Memur sendikacılığı bugünlerde zor bir sınav veriyor. Tarihin kırılma noktasında asıl işlevi üyesine kazandırmak olan sendikalar, bir yandan yok olan meslekler, dijitalleşme ve robotların tehdidi altında geleceğe hazırlanırken, diğer yandan güncel problemlerle, birbirlerine karşı adeta köşe kapmaca oynuyorlar. Daha doğrusu yetkili sendika olarak hem yetkinin hakkını vermeye hem de yetkisiz ve sorumsuz sendikaların haksız ve yersiz saldırılarından kendimizi korumaya çalışıyoruz.
Bu küçük sendikalardan, terörle arasına mesafe koymadığı için ayrıldığı sendikadan kendini farklı gösterme çabası içinde olan sendika, ne yapsa kimse inanmıyor, çünkü geçmişte yaptıkları peşlerini bırakmıyor. On yıl önce aldığımız sivil kıyafet eylem kararımıza karşı, mülki amirler ve yöneticiler hakkında suç duyurusunda bulunduklarını unutarak, şimdilerde özgürlük havarisi kesilmişler. Özgürlükler adına, dini ve milli değerlerimizi yaşatmak adına hangi adımı attıysak karşımızda durdular, mahkemelere taşıdılar. Eylemleri bile inandırıcı değil. Toplu sözleşme devam ederken değil, birileri ülkeyi karıştırmak için sokağa çağrı yapınca eylem yapma geleneğinden geldiklerini bir kere daha göstermiş oldular.

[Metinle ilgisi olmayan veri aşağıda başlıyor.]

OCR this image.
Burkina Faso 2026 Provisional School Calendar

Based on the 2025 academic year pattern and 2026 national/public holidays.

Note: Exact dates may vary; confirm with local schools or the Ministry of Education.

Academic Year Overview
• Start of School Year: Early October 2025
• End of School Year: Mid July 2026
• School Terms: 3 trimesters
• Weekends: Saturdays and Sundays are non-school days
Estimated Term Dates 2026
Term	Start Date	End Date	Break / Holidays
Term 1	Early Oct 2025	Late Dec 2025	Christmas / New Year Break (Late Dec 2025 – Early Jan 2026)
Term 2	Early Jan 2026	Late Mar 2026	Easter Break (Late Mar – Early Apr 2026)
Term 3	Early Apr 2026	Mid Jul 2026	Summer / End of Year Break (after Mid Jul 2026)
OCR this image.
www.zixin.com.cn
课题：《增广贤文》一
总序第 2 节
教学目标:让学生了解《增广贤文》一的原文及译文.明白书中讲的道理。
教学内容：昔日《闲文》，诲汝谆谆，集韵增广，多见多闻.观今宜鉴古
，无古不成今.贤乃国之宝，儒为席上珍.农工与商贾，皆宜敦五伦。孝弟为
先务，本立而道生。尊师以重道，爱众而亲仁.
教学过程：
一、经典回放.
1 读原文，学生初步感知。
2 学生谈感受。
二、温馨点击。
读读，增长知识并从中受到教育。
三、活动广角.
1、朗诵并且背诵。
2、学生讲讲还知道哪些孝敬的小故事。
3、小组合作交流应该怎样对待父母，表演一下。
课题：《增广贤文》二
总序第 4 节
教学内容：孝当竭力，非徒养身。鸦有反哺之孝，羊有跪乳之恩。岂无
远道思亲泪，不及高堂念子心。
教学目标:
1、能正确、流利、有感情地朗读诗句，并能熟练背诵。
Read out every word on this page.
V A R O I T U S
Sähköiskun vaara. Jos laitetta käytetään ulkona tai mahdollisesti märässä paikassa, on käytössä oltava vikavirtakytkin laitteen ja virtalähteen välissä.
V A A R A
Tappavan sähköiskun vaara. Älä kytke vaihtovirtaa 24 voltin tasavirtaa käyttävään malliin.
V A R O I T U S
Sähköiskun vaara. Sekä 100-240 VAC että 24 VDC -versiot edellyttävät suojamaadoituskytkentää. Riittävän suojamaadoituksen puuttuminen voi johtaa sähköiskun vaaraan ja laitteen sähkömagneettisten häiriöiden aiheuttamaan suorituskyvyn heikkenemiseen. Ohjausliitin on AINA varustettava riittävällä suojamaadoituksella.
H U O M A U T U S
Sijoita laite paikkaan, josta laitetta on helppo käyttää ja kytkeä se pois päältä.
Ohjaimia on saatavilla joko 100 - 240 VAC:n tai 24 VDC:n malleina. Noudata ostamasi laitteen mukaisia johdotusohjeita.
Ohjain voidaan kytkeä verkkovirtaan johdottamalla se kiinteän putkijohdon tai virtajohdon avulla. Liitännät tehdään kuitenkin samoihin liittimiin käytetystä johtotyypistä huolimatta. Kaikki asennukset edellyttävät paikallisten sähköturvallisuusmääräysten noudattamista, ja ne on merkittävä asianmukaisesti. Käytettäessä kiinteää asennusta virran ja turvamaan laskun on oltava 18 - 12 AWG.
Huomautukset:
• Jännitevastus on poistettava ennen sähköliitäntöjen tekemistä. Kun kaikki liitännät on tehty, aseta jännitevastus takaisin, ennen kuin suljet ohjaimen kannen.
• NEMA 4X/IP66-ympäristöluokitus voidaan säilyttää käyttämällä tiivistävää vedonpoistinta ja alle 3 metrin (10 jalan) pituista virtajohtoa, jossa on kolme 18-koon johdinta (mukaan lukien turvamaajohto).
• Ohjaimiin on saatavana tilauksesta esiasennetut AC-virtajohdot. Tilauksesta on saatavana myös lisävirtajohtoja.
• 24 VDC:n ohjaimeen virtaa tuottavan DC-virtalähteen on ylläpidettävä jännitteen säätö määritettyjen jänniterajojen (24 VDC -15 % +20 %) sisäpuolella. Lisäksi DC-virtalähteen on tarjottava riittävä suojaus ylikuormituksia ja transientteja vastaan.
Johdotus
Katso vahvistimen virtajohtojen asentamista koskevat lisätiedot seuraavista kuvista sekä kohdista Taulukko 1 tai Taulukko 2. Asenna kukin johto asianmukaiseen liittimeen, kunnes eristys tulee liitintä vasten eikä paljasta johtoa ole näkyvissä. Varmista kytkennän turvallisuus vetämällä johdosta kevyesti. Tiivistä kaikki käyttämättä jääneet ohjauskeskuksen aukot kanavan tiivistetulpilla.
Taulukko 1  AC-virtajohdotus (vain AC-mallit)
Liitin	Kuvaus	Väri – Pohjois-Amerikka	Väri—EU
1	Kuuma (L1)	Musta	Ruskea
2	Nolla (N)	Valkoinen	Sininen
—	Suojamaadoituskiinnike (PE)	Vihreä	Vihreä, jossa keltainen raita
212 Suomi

Başından beri oturdukları toplu sözleşme masasına, imzaların atılacağı son gün oturma cesaretini gösteremeyen diğer bir sendika yöneticileri ise, ekonomik savrulmayı, yaşadıkları teşkilat içi kargaşayı örtebilmek için kullanma çabasında. Yıllardır ehliyet liyakat dediler, üyelerinin, ehliyetsiz ve liyakatsiz görerek oy vermediği ne kadar yönetici varsa görevde tuttular. Bu dönemde yapabilecekleri en iyi iş köşelerine çekilip, sendikal mücadele tarihine bıraktıkları kara lekeden nasıl kurtulacaklarını düşünmek olmalıydı.
Şartlar ne kadar zor olsa da üyesi için yerine göre eylem yapmak, yerine göre diplomasiyi konuşturmak, çözüm bulmak, kazanım üretmek Memur Sen’in işidir. Otuz yıllık memur sendikacılığında üyenin ve ülkenin hayrına ne yapılmışsa Memur Sen yapmıştır. Yine biz çözeceğiz, ek zam alınacak ve kayıplarımız telafi edilecekse yine biz yapacağız. Diğerleri sadece polemik üretecekler, yaşayıp göreceğiz. Her karşılaştığımız yerde bu küçük sendika temsilcilerine soralım, bugüne kadar bize bir kurşun kalem kazandırdınız mı?
Evet, ülkemiz zor günler geçirmektedir, sıkıntılarımız vardır, ancak geçmişte yaşadıklarımızı bize kimse unutturamaz. Yasakların kol gezdiği, yargıçların genelkurmayda esas duruşa geçtiği, kaynaklarımızın bir gecede paylaşıldığı, bankaların talan edildiği o kara günlerde; millet iradesinin, emeğin, alın terinin, sorgusuz sualsiz işinden atılan memurun, okuluna alınmayan öğrencinin, geleceği karartılan esnafın yanında durmayan ancak bugünlerde cici çocuk rolüne bürünen bu üst aklın güdümlü sarı sendikalarını unutmadık. Biz var oldukça ve bizim bu sendikal hafızamız yaşadıkça, peşinizi bırakmayacak ve sizi her defasında sicilinizle yüzleştirmeye devam edeceğiz.
Talat YAVUZ
Memur Sen İstanbul İl Başkanı
Ya bırak goy goyu. %kaç zam alacağız. Enflasyona karşı nasıl ezilmeyeceğiz ondan haber ver.
Hiç görmedim hatta haksızlığa uğrayanlar onun umrunda bile değil onun için sendikasından istifa ettim o sadece koltuk peşinde birde okullara gelip sanki bir davası varmış gibi davranıyor
Nöbet ücreti kazanımı için ne diyeceksiniz. 3600 sizin aklınızda bile yokken imza kampanyası başlatıp meclis gündemine taşıyan kim. Siz sadece koltuğunuzu düşünen, kendi cebine girene göre hesap yapan, masada memuru satan bir sendikasınız.